เสวนาใต้ชายคาประชากร

เสวนาครั้งที่  1072
 15 มกราคม 2563 เวลา 12.30-13.30 น. ณ ห้อง 109 สระบัว

Measuring Population Ageing in Indonesia

โดย:  Mr. Nurjaeni, Ph.D. Student

Abstract

Indonesia is one of the country which will have an ageing population in near future, however, Indonesia is not ready yet for upcoming main demographic shift and have not set adequate policies for managing its ongoing population ageing (Adioetomo & Mujahid, 2014; Arifin & Ananta, 2013; Gietel-Basten, Scherbov, & Sanderson, 2015; Ziegenhain, 2019). The conventional measure of burden of population ageing which is normally used by Indonesian Central Statistical Office is the old age dependency ratio (OADR), this ratio use the number of persons who have reached the old age (60+) and divides it by the number of population in productive age groups (15-59 years) in order to calculate the dependency of older people comparatively to those who support them. As described in Article 1 of Law no 13/1998 on Welfare of Older Persons, an older person in Indonesia is defined as an individual reach 60 years old and above (Adioetomo & Mujahid, 2014). Nevertheless, since the key driver of population ageing is improvement of longevity, age become a poor indicator of the burden of an ageing population. Moreover, the old age dependency ratio is not a good indicator for the burden of population ageing because this indicator does not measure either the number of ‘dependent’ older persons or the number of people who support them. It could be an important indicator if the numerator and denominator of the ratio count the real magnitude of elderly dependency, unfortunately it does not.
 
Furthermore, the conventional old age dependency ratio (OADR) could be misleading in measuring the burden of population ageing and view it as the demographic time bomb, because it simply omit the reality that older population aged 60+ years are physically healthier compare to past generations, have higher life expectancy and lower rates of morbidity and disability, and has more capability to contribute more to society than their peers in the past times (Scherbov, Sanderson, & Gietel‐Basten, 2016).
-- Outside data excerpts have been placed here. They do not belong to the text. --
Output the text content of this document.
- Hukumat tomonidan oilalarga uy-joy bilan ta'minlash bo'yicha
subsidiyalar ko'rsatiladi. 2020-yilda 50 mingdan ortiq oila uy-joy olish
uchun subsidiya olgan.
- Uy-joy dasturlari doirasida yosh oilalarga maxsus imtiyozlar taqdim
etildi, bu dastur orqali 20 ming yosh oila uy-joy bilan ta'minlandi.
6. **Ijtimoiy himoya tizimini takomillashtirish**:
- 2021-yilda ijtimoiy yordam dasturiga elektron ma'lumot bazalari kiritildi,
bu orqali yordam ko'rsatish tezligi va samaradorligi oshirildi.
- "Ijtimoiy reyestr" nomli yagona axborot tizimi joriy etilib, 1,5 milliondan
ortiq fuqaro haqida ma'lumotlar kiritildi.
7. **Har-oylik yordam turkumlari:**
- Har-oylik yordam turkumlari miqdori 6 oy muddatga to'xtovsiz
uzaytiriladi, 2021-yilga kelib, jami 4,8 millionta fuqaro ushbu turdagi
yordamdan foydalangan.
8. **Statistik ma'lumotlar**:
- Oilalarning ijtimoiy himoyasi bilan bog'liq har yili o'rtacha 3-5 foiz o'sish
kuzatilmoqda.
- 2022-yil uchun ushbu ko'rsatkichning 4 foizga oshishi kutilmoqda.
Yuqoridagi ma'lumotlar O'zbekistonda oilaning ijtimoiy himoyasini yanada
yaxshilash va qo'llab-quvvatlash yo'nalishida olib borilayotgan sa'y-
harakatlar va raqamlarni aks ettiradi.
Healthy life expectancy -the expected number of years an individual will live in good health- has improved as well (GBD DALYs Hale Collaborators, 2018), this suggests that additional period of life will not necessarily be in disability period, and thus will not substantially increase the social and healthcare costs. A number of demographers proposed alternative measures that provide a distinct but more accurate picture of population ageing and cause different implications for health, social, and economic policy (Balachandran, de Beer, James, van Wissen, & Janssen, 2019; d’Albis & Collard, 2013; Lutz, Sanderson, & Scherbov, 2008b; Spijker, 2015). These new measures of ageing has also been used by United Nations in assessing the levels, trends, and patterns of population ageing in global world (United Nations, 2018, 2019). 
 
      The picture of levels, trends, and patterns of population ageing in a population might be misleading by the way it is measured. Policy makers and stakeholders thus should have capacity to use and interpret not only the old measurement of ageing, but also the new measurements of ageing in order to design the most appropriate program planning and interventions to answer the challenges and consequences of upcoming population ageing in near future. There are no study yet regarding the historical and future trends of population ageing in Indonesia, specifically in comparing the old and new measurements of population ageing. This study will assess and identify the implication for policy based on the results of new measurements of population ageing. This study will provide the basic information about upcoming burden of population ageing in Indonesia in near future and help policy makers to design programs and plans to cope with future trends of population ageing in Indonesia.